絶大な人気を誇り3期目に突入するメルケル首相に、最大の試練が訪れている。国内では格差拡大への対処を迫られ、海外からは「独り勝ち」批判が強まっている。内憂外患への舵取りは、欧州連合(EU)の将来を左右する。

(熊谷 徹=ドイツ在住ジャーナリスト)

熊谷 徹(くまがい・とおる)
NHKワシントン支局特派員などを経て、1990年からフリージャーナリストとして独ミュンヘン在住。著書『ドイツは過去とどう向き合ってきたか』(高文研)など。日経ビジネスオンラインで「熊谷徹のヨーロッパ通信」を連載中。

(写真:AP/アフロ)

 「国民は私に強い信頼を示してくれた。私はこの信頼に対し、責任感を持って応えていく」──。

 今年9月末のドイツ連邦議会選挙で圧勝した首相のアンゲラ・メルケルは、こう宣言した。
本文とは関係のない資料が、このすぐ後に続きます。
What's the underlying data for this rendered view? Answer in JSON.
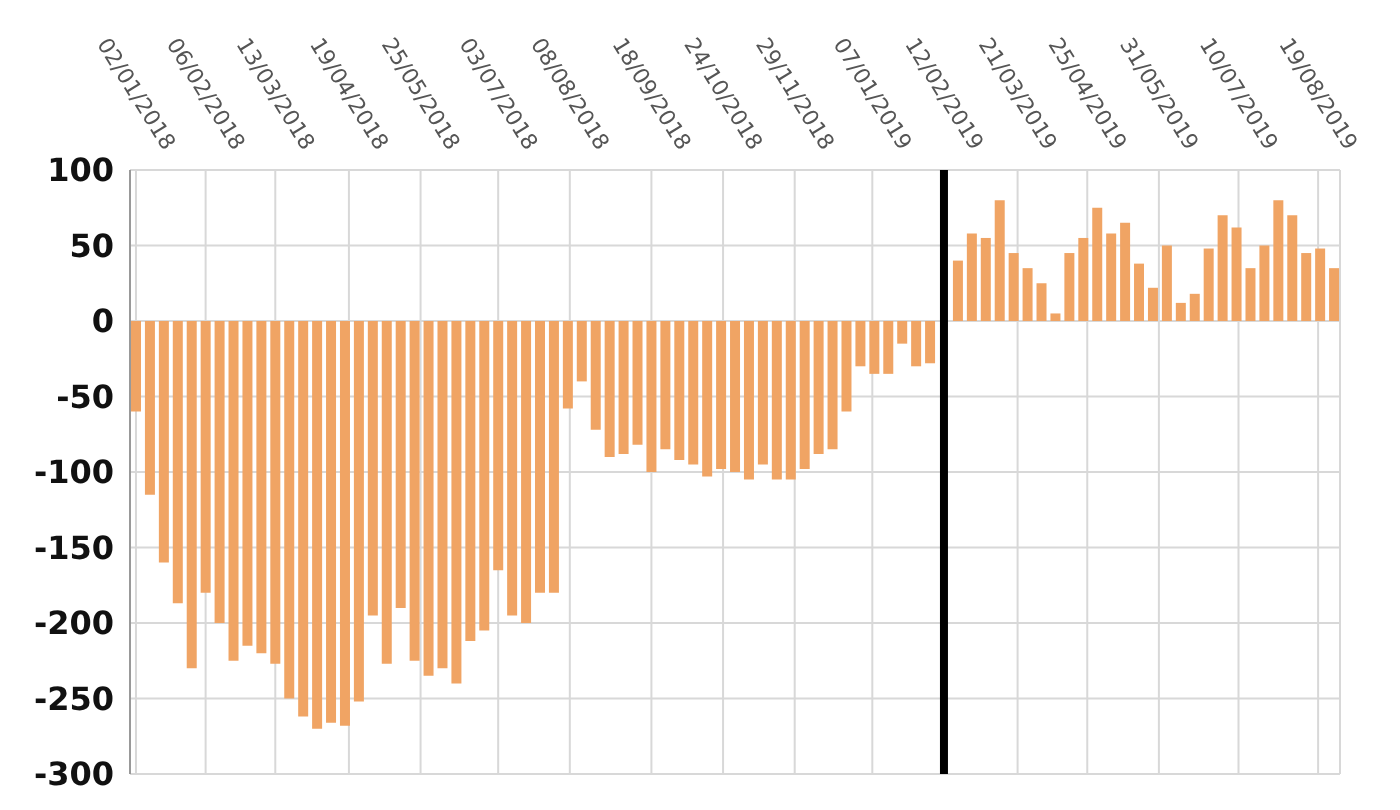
{
  "chart_data": {
    "type": "bar",
    "color": "#f0a464",
    "x": [
      "2018-01-02",
      "2018-01-09",
      "2018-01-16",
      "2018-01-23",
      "2018-01-30",
      "2018-02-06",
      "2018-02-13",
      "2018-02-20",
      "2018-02-27",
      "2018-03-06",
      "2018-03-13",
      "2018-03-20",
      "2018-03-27",
      "2018-04-03",
      "2018-04-10",
      "2018-04-17",
      "2018-04-24",
      "2018-05-01",
      "2018-05-08",
      "2018-05-15",
      "2018-05-22",
      "2018-05-29",
      "2018-06-05",
      "2018-06-12",
      "2018-06-19",
      "2018-06-26",
      "2018-07-03",
      "2018-07-10",
      "2018-07-17",
      "2018-07-24",
      "2018-07-31",
      "2018-08-07",
      "2018-08-14",
      "2018-08-21",
      "2018-08-28",
      "2018-09-04",
      "2018-09-11",
      "2018-09-18",
      "2018-09-25",
      "2018-10-02",
      "2018-10-09",
      "2018-10-16",
      "2018-10-23",
      "2018-10-30",
      "2018-11-06",
      "2018-11-13",
      "2018-11-20",
      "2018-11-27",
      "2018-12-04",
      "2018-12-11",
      "2018-12-18",
      "2018-12-25",
      "2019-01-01",
      "2019-01-08",
      "2019-01-15",
      "2019-01-22",
      "2019-01-29",
      "2019-02-05",
      "2019-02-19",
      "2019-02-26",
      "2019-03-05",
      "2019-03-12",
      "2019-03-19",
      "2019-03-26",
      "2019-04-02",
      "2019-04-09",
      "2019-04-16",
      "2019-04-23",
      "2019-04-30",
      "2019-05-07",
      "2019-05-14",
      "2019-05-21",
      "2019-05-28",
      "2019-06-04",
      "2019-06-11",
      "2019-06-18",
      "2019-06-25",
      "2019-07-02",
      "2019-07-09",
      "2019-07-16",
      "2019-07-23",
      "2019-07-30",
      "2019-08-06",
      "2019-08-13",
      "2019-08-20",
      "2019-08-27"
    ],
    "values": [
      -60,
      -115,
      -160,
      -187,
      -230,
      -180,
      -200,
      -225,
      -215,
      -220,
      -227,
      -250,
      -262,
      -270,
      -266,
      -268,
      -252,
      -195,
      -227,
      -190,
      -225,
      -235,
      -230,
      -240,
      -212,
      -205,
      -165,
      -195,
      -200,
      -180,
      -180,
      -58,
      -40,
      -72,
      -90,
      -88,
      -82,
      -100,
      -85,
      -92,
      -95,
      -103,
      -98,
      -100,
      -105,
      -95,
      -105,
      -105,
      -98,
      -88,
      -85,
      -60,
      -30,
      -35,
      -35,
      -15,
      -30,
      -28,
      40,
      58,
      55,
      80,
      45,
      35,
      25,
      5,
      45,
      55,
      75,
      58,
      65,
      38,
      22,
      50,
      12,
      18,
      48,
      70,
      62,
      35,
      50,
      80,
      70,
      45,
      48,
      35
    ],
    "xlim": [
      "2017-12-30",
      "2019-08-30"
    ],
    "xticks": [
      {
        "value": "2018-01-02",
        "label": "02/01/2018"
      },
      {
        "value": "2018-02-06",
        "label": "06/02/2018"
      },
      {
        "value": "2018-03-13",
        "label": "13/03/2018"
      },
      {
        "value": "2018-04-19",
        "label": "19/04/2018"
      },
      {
        "value": "2018-05-25",
        "label": "25/05/2018"
      },
      {
        "value": "2018-07-03",
        "label": "03/07/2018"
      },
      {
        "value": "2018-08-08",
        "label": "08/08/2018"
      },
      {
        "value": "2018-09-18",
        "label": "18/09/2018"
      },
      {
        "value": "2018-10-24",
        "label": "24/10/2018"
      },
      {
        "value": "2018-11-29",
        "label": "29/11/2018"
      },
      {
        "value": "2019-01-07",
        "label": "07/01/2019"
      },
      {
        "value": "2019-02-12",
        "label": "12/02/2019"
      },
      {
        "value": "2019-03-21",
        "label": "21/03/2019"
      },
      {
        "value": "2019-04-25",
        "label": "25/04/2019"
      },
      {
        "value": "2019-05-31",
        "label": "31/05/2019"
      },
      {
        "value": "2019-07-10",
        "label": "10/07/2019"
      },
      {
        "value": "2019-08-19",
        "label": "19/08/2019"
      }
    ],
    "ylim": [
      -300,
      100
    ],
    "yticks": [
      -300,
      -250,
      -200,
      -150,
      -100,
      -50,
      0,
      50,
      100
    ],
    "grid": true,
    "ref_lines": [
      {
        "axis": "x",
        "value": "2019-02-12",
        "color": "#000000"
      }
    ]
  }
}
その後、メルケル率いる中道右派の与党、キリスト教民主同盟(CDU)は、最大野党で中道左派の社会民主党(SPD)との連立協議を重ね、その期間は2カ月間にも及んだ。

 長期にわたる交渉は、今後のメルケル政権の運営が一筋縄ではいかないことを暗示する。だが、無事に3期目を全うすれば、12年間首相を務めることになる。メルケルの「育ての親」、元首相ヘルムート・コールの16年に匹敵する長期政権だ。